I honestly wouldn't put much faith in anything you read on paintball.com. I don't think much of that site at all.
Dry ice is frozen carbon dioxide. A block of dry ice has a surface temperature of -109.3 degrees F (-78.5 degrees C). Dry ice also has the very nice feature of sublimation which means as it melts it turns directly into carbon dioxide gas rather than a liquid.
At normal pressures, carbon dioxide moves straight from solid to gas. Sometimes when you fire a gun shooting co2 you will see 'snow flakes' these are dry ice.
You see dry ice because this is liquid co2 from your tank at normal pressures (atmospheric). It is only at much higher pressures that you find liquid carbon dioxide. For example, a high pressure tank of carbon dioxide such as we use in paintball contains liquid carbon dioxide. The co2 in your tank is stored at approx 850psi and at this pressure the gas is constantly changing phase from liquid to gas. As you use up some of the gas in firing a shot, more of the liquid changes to gas to keep the pressure the same.

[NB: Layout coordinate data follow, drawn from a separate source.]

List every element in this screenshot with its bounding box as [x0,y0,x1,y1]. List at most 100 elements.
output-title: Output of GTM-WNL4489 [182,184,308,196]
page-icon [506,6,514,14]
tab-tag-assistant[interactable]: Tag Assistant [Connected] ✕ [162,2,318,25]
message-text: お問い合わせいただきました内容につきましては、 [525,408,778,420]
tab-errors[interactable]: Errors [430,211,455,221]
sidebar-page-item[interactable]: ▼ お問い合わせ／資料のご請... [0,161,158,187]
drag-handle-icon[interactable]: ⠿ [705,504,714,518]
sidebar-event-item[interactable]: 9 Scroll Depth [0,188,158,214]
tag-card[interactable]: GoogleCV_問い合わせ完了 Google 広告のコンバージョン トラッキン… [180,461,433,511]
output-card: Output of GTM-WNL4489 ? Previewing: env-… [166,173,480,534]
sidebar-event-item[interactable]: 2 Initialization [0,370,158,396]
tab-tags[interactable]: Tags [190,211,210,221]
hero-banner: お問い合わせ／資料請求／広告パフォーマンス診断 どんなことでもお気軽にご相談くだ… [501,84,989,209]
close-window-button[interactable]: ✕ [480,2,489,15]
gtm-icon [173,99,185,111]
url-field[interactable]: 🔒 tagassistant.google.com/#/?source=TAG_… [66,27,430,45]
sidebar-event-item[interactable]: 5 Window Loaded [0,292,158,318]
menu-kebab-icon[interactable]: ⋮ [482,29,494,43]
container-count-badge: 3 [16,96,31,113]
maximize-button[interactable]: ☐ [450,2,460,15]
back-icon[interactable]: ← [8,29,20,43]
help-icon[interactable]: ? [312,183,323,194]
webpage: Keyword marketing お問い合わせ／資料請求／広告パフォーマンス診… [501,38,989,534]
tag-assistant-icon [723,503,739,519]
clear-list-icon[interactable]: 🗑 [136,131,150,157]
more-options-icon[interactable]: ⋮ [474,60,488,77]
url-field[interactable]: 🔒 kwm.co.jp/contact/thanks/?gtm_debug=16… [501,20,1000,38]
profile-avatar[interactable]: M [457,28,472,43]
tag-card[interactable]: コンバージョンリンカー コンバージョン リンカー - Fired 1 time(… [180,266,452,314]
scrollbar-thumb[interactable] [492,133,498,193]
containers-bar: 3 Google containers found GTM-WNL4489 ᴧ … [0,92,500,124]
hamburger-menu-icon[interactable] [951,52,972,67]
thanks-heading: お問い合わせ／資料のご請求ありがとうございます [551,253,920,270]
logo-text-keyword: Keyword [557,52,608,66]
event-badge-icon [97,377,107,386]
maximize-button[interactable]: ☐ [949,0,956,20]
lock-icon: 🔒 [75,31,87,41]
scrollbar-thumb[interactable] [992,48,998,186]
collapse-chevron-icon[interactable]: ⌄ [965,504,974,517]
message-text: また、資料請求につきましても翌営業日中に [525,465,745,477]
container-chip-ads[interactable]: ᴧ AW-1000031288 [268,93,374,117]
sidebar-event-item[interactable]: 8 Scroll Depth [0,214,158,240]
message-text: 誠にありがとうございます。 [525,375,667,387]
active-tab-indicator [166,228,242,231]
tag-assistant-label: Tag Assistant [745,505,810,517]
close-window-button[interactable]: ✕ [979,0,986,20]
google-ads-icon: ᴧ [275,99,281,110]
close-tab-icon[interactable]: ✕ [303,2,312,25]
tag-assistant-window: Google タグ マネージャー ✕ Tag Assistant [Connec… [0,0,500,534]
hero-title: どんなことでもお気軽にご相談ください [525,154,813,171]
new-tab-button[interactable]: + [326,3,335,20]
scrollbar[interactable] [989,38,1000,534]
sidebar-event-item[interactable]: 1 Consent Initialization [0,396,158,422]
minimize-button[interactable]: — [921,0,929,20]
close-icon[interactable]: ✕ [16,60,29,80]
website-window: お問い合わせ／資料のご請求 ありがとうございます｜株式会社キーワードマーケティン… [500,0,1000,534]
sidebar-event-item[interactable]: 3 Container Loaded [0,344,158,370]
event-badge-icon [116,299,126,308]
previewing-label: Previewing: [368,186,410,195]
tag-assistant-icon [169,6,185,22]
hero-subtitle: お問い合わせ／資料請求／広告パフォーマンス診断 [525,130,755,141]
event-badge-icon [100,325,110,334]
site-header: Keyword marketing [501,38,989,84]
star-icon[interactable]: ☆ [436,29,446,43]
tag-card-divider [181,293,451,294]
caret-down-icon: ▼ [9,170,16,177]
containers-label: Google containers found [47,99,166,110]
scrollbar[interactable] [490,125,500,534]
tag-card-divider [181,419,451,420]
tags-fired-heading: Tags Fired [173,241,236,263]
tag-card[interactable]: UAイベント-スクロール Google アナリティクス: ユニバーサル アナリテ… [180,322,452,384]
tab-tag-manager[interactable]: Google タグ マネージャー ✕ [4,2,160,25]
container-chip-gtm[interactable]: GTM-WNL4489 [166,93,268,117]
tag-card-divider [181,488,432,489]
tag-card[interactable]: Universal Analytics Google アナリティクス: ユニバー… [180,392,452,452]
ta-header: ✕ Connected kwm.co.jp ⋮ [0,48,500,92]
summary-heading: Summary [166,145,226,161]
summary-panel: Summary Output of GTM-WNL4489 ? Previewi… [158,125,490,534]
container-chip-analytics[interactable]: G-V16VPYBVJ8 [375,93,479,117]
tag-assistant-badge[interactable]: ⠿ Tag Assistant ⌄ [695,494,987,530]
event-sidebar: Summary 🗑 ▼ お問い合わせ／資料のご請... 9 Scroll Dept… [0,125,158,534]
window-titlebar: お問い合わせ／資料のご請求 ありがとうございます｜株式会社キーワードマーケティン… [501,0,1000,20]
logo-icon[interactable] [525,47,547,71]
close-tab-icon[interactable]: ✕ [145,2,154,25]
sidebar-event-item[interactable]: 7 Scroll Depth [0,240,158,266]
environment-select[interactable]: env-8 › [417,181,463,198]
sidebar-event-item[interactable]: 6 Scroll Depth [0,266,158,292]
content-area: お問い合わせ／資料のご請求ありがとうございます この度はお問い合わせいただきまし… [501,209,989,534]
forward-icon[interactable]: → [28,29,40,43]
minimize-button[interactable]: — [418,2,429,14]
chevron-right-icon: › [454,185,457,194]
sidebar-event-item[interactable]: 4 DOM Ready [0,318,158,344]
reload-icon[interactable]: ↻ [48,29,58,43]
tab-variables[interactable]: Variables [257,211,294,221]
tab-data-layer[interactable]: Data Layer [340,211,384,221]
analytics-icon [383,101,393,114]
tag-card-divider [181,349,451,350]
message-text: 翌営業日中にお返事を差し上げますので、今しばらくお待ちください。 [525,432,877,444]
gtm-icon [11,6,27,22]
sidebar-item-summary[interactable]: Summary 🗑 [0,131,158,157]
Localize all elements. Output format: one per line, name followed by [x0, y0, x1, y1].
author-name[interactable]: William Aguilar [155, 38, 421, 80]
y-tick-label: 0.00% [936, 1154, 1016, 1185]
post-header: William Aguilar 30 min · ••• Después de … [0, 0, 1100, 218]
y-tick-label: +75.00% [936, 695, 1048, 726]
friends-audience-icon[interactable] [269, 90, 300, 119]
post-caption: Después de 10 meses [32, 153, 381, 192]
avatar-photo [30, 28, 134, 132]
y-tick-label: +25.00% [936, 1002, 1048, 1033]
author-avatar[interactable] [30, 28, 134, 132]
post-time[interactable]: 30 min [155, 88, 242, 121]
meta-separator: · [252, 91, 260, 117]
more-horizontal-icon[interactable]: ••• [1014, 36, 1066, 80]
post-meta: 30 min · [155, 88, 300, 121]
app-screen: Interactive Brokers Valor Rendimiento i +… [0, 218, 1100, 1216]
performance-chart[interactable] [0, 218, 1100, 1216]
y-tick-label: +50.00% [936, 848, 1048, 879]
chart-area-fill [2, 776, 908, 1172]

There is no problem in having liquid co2 in your tank. Indeed if you are to have a proper fill in your tank it must have liquid in it. There is no need to worry about getting 'dry ice' in your tank.
The only things to be careful about are overfilling, in which case the pressure can get to high and cause a rupture, and leaving the tank in the sun, in which case the pressure can get too high and cause a rupture...
(it should always blow the burst disk first though!)
Make you sure you weigh your tank carefully when filling it and keep your gun out of the sun whenever possible and you will be fine.